Skip ahead to my Junior year in high school, and once again he was my English teacher. He was also in charge of the Junior and Senior class plays, and in both years I managed to get only a relatively small part. But as the saying goes, there are no small parts, only small actors, so I shouldn’t complain, especially since the part I got in the Senior play was that of the narrator which had been taken by Fred Allen on Broadway and George Burns in the movie version, so there were some great laugh lines. I even got to double up as a reporter in a brief scene at the end of the first act where my reading of the line, “Yes, where did you spend the night?” always cracked up Pam Barry (who had the lead role) during rehearsals.
But I digress.
I have a number of little memories of Mr. Paine, but two main ones. The first occurred during an English class when he was writing something on the board as he was describing an assignment that he was about to give us.
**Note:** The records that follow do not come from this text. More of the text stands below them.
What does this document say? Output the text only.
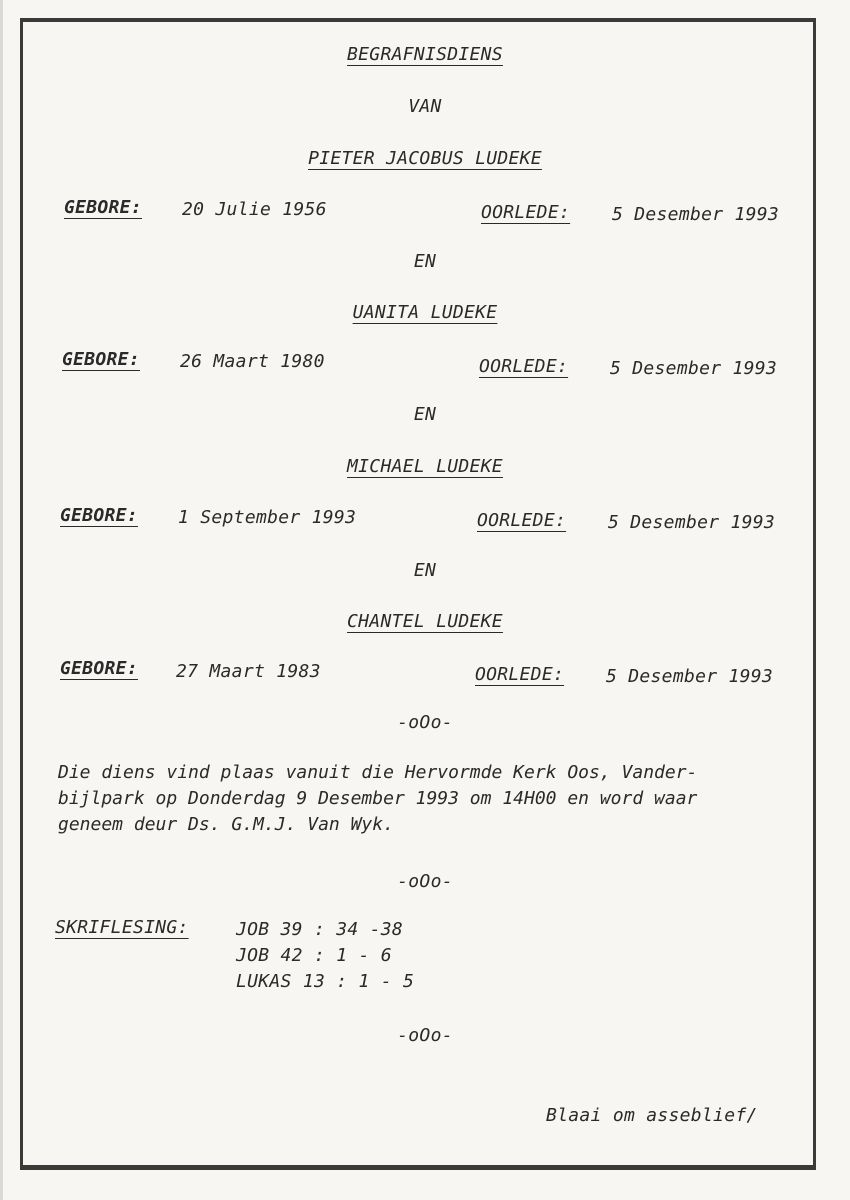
BEGRAFNISDIENS
VAN
PIETER JACOBUS LUDEKE
GEBORE: 20 Julie 1956	OORLEDE: 5 Desember 1993
EN
UANITA LUDEKE
GEBORE: 26 Maart 1980	OORLEDE: 5 Desember 1993
EN
MICHAEL LUDEKE
GEBORE: 1 September 1993	OORLEDE: 5 Desember 1993
EN
CHANTEL LUDEKE
GEBORE: 27 Maart 1983	OORLEDE: 5 Desember 1993
-oOo-
Die diens vind plaas vanuit die Hervormde Kerk Oos, Vander-
bijlpark op Donderdag 9 Desember 1993 om 14H00 en word waar
geneem deur Ds. G.M.J. Van Wyk.
-oOo-
SKRIFLESING:	JOB 39 : 34 -38
JOB 42 : 1 - 6
LUKAS 13 : 1 - 5
-oOo-
Blaai om asseblief/
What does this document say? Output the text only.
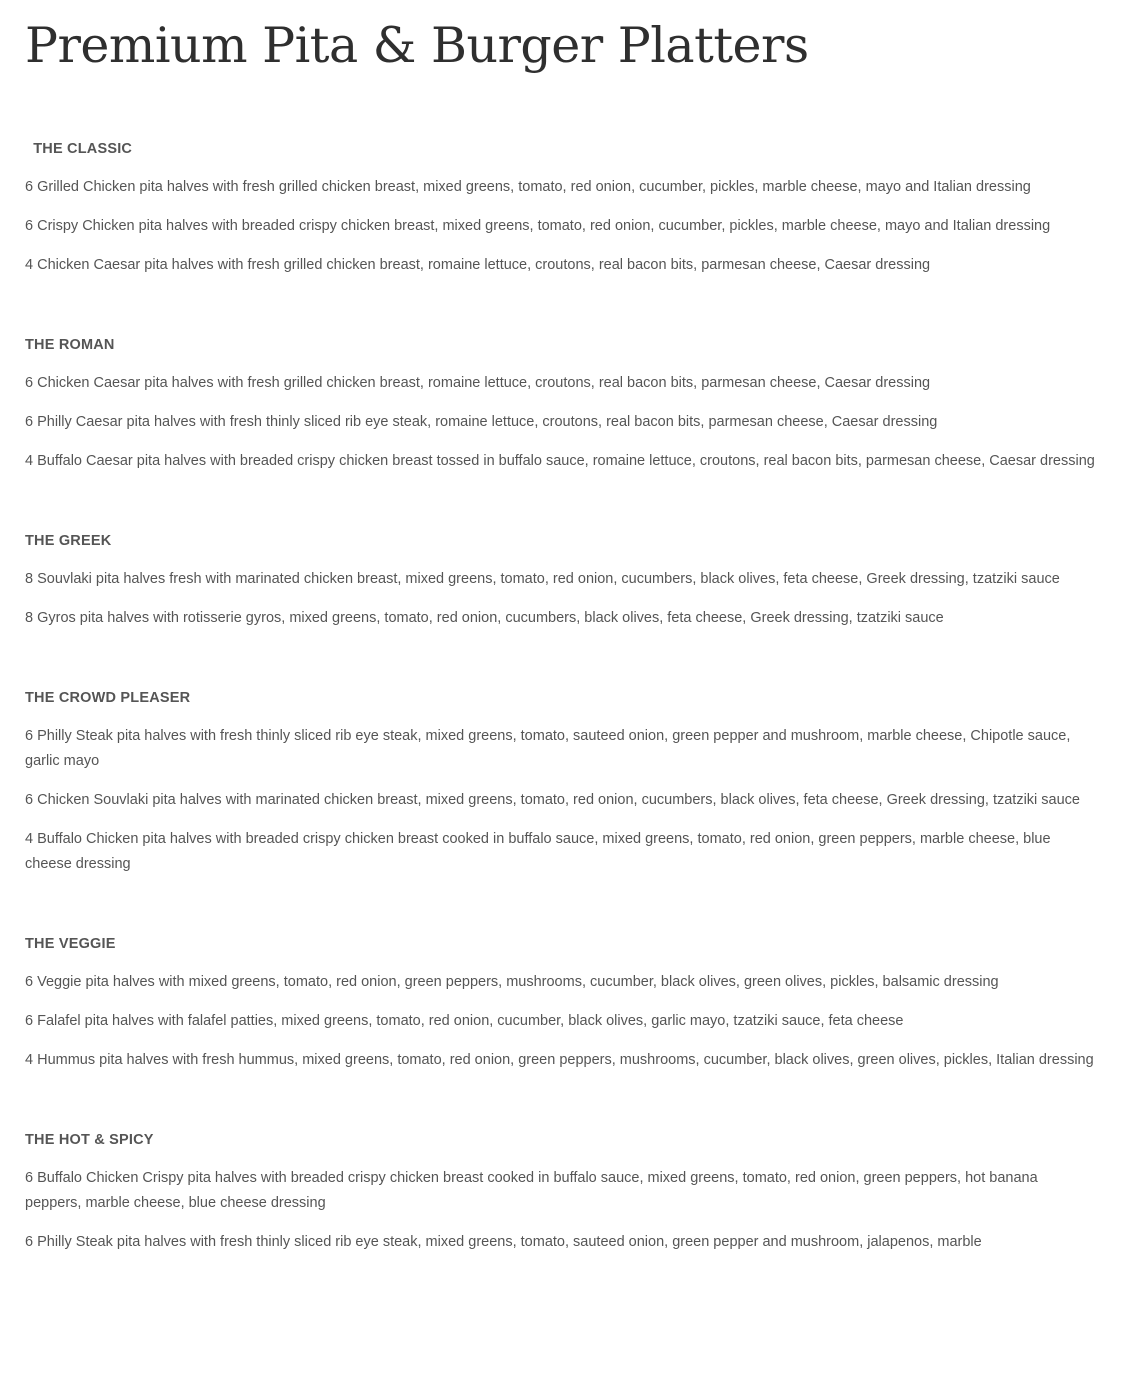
Premium Pita & Burger Platters
THE CLASSIC

6 Grilled Chicken pita halves with fresh grilled chicken breast, mixed greens, tomato, red onion, cucumber, pickles, marble cheese, mayo and Italian dressing

6 Crispy Chicken pita halves with breaded crispy chicken breast, mixed greens, tomato, red onion, cucumber, pickles, marble cheese, mayo and Italian dressing

4 Chicken Caesar pita halves with fresh grilled chicken breast, romaine lettuce, croutons, real bacon bits, parmesan cheese, Caesar dressing

THE ROMAN

6 Chicken Caesar pita halves with fresh grilled chicken breast, romaine lettuce, croutons, real bacon bits, parmesan cheese, Caesar dressing

6 Philly Caesar pita halves with fresh thinly sliced rib eye steak, romaine lettuce, croutons, real bacon bits, parmesan cheese, Caesar dressing

4 Buffalo Caesar pita halves with breaded crispy chicken breast tossed in buffalo sauce, romaine lettuce, croutons, real bacon bits, parmesan cheese, Caesar dressing

THE GREEK

8 Souvlaki pita halves fresh with marinated chicken breast, mixed greens, tomato, red onion, cucumbers, black olives, feta cheese, Greek dressing, tzatziki sauce

8 Gyros pita halves with rotisserie gyros, mixed greens, tomato, red onion, cucumbers, black olives, feta cheese, Greek dressing, tzatziki sauce

THE CROWD PLEASER

6 Philly Steak pita halves with fresh thinly sliced rib eye steak, mixed greens, tomato, sauteed onion, green pepper and mushroom, marble cheese, Chipotle sauce, garlic mayo

6 Chicken Souvlaki pita halves with marinated chicken breast, mixed greens, tomato, red onion, cucumbers, black olives, feta cheese, Greek dressing, tzatziki sauce

4 Buffalo Chicken pita halves with breaded crispy chicken breast cooked in buffalo sauce, mixed greens, tomato, red onion, green peppers, marble cheese, blue cheese dressing

THE VEGGIE

6 Veggie pita halves with mixed greens, tomato, red onion, green peppers, mushrooms, cucumber, black olives, green olives, pickles, balsamic dressing

6 Falafel pita halves with falafel patties, mixed greens, tomato, red onion, cucumber, black olives, garlic mayo, tzatziki sauce, feta cheese

4 Hummus pita halves with fresh hummus, mixed greens, tomato, red onion, green peppers, mushrooms, cucumber, black olives, green olives, pickles, Italian dressing

THE HOT & SPICY

6 Buffalo Chicken Crispy pita halves with breaded crispy chicken breast cooked in buffalo sauce, mixed greens, tomato, red onion, green peppers, hot banana peppers, marble cheese, blue cheese dressing

6 Philly Steak pita halves with fresh thinly sliced rib eye steak, mixed greens, tomato, sauteed onion, green pepper and mushroom, jalapenos, marble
I’m not sure just what prompted it, but for some reason he was admitting that he did not assign us enough essays to write and that therefore we weren’t getting enough experience writing.
“You’ll curse us when you get to college,” he said.
From somewhere in the middle of the classroom came a voice, loud and clear: “We’re cursing you already!”
Mr. Paine stopped writing on the board. The classroom suddenly became eerily quiet. He turned around to see who had said that.
But I recognized the voice. It was Debbie Miller.
And for the next couple minutes Mr. Paine and Debbie Miller had a mini-debate about how he should be allocating his time teaching. I don’t recall exactly what was said, but I do remember that he mentioned that activities such as the Junior and Senior class plays ate up a lot of his time.
Ronald Lee Paine was born on 22 December 1937, the only child of Ethel Keener and Leroy Paine. That marriage apparently didn’t last very long, as the record shows that beginning in 1940 Ethel would bear the first of what would be six children with Charles Kreiser.
By the way, Ethel used to come to my mother’s beauty shop in Richland. She never passed along any tidbits about her son, but my mother repeated everything I ever said about Mr. Paine to her (which wasn’t too much or too embarrassing, thank goodness).
Sadly Ronald Paine died in 1998 at the age of 60, and according to his obituary at the time of his death he was an associate manager at Big Lots in Cleona.
The other memory I’m saving for its own blog post.